Strong quarter for the banking sector

June 7, 2007

Specifically, consolidated groups obtained an attributed profit of 4,683 million euros, representing a 36.4% increase compared to the same quarter of the previous year. Profit before tax rose by 29.1% to 6,553 million euros, while the aggregate account for individual banks reached 3,720 million euros, an 80% increase.

Regarding profitability, measured in terms of the balance sheet (ROA), it rose to 1.03%, an improvement of 37 basis points. On a consolidated basis, it stood at 1.21%, 18 basis points higher than in March 2006. ROE (return on equity) also experienced strong year-on-year growth.

Although first-quarter results are heavily influenced by gains from the disposal of securities in the available-for-sale portfolio, the fact is that without these and other extraordinary gains, results for the period would have grown by 38.8% in individual statements and 13% in consolidated statements compared to the first quarter of 2007.

The positive performance of banks in the first quarter is reflected not only in increased results but also in their quality and recurrence, which can be seen in the improvement across all margins. This progress in margins is due to both the quality, recurrence, and improvement of income, as well as cost containment.

Regarding income, if dividends—the most volatile part of this item—are excluded, the increase in the net interest margin is 13.6%, a rise driven by higher intermediated volumes and better management of contracted spreads.

As a result of all this, the net interest margin, which had been experiencing a prolonged decline for several years, has begun to recover slightly in this first quarter. Nevertheless, Spanish banks continue to operate with much narrower spreads than those in other European Union countries, a long-standing situation resulting from the intense competition that characterizes the Spanish banking market.

Furthermore, the first quarter was characterized by strong growth in net fee and commission income, due to a higher volume of activity and a diversification of income sources—primarily toward securities activity and contingent risks—as well as considerable savings in commissions paid. This progress occurred despite the containment seen in fees for payment method services, a result of the recent commercial policy of some banks that have lowered the cost of these services for their customers.

Operating expenses remain contained, with growth lower than that of total assets; the efficiency ratio continues to improve and is now below 40%, both in the individual aggregate and the consolidated total. This high level of efficiency is especially significant considering that Spanish banks have specialized in the commercial banking business, oriented toward serving customers locally, which requires extensive branch networks.

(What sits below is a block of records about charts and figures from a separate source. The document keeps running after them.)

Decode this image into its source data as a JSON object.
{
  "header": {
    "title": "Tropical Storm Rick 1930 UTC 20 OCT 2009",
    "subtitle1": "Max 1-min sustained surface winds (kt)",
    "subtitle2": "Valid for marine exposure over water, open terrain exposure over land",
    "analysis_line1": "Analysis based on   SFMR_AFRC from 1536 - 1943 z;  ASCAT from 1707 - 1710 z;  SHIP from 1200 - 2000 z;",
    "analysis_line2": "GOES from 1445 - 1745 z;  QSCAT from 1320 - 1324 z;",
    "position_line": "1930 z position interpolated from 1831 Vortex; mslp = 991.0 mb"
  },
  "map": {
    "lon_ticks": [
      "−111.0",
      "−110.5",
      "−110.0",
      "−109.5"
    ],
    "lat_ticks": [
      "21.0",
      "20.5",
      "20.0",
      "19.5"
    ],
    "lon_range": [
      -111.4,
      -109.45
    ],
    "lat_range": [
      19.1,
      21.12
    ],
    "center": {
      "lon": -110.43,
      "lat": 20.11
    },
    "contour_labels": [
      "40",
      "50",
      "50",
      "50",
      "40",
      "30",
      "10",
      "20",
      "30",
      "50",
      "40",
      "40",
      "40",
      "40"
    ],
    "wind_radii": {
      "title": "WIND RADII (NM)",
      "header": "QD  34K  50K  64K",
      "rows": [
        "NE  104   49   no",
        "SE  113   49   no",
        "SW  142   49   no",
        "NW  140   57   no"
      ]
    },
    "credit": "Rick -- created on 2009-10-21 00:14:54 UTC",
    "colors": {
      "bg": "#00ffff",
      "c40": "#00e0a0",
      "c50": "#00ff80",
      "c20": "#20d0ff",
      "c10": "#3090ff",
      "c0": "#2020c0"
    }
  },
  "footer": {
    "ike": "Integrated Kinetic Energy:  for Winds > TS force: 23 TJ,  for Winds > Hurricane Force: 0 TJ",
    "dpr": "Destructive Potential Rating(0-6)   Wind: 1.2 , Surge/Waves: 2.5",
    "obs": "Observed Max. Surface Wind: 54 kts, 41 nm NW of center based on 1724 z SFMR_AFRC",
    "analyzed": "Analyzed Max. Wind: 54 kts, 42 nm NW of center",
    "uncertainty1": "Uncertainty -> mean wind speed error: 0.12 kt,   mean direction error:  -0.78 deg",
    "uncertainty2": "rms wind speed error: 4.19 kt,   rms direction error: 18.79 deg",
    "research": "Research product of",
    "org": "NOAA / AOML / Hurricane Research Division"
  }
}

Although the number of employees and branches continues to grow, the level of efficiency has continued to improve because the sector has been recording steady advances in productivity, whether measured by resources generated per employee and branch, or by loans and deposits.

During the first quarter of 2007, banks continued the process, initiated in previous years, of diversifying credit investment in a clear attempt to anticipate the slowdown in the mortgage market, although an orderly and gradual adjustment of the construction sector is expected.

In this credit reorientation process, lending to companies and consumer financing stand out. However, banks have also continued to diversify their funding sources, thereby managing to reduce their dependence on interbank financing; maintain lower exposure in the fixed-income portfolio; and intensify their financing through the issuance of securities and securitizations to adapt the balance sheet to a rising interest rate environment.

Regarding geographical diversification, a key strategic line for some Spanish banks, it can be said that subsidiaries represent 30% of the average total assets of the aggregate consolidated balance sheet and contribute 40% to the consolidated result.

Despite the strong growth in activity, Spanish banking maintains the strength of its balance sheet, both due to the high level of equity available and the low non-performing loan ratio of its investments and their high coverage level.

Equity remains high, with a BIS solvency ratio of 12.31%, representing a surplus of 53.91% over the minimum required capital.

Furthermore, credit growth has not led to an increase in the non-performing loan ratio, which is slightly lower than a year ago, nor a reduction in coverage, which remains at the same levels.

Although these ratios could suffer some deterioration in the future, the fact is that, currently, the non-performing loan rate is at record lows and coverage is very high; therefore, the current situation allows the future to be faced with great confidence.

Download press release

Related notes

tweet-1
October 7, 2025

The banking sector presents regulatory simplification proposals in Frankfurt to boost EU growth

post-results
April 5, 2022

AEB banks obtain a profit of €15.125 billion in 2021

This content has been automatically translated and may contain inaccuracies.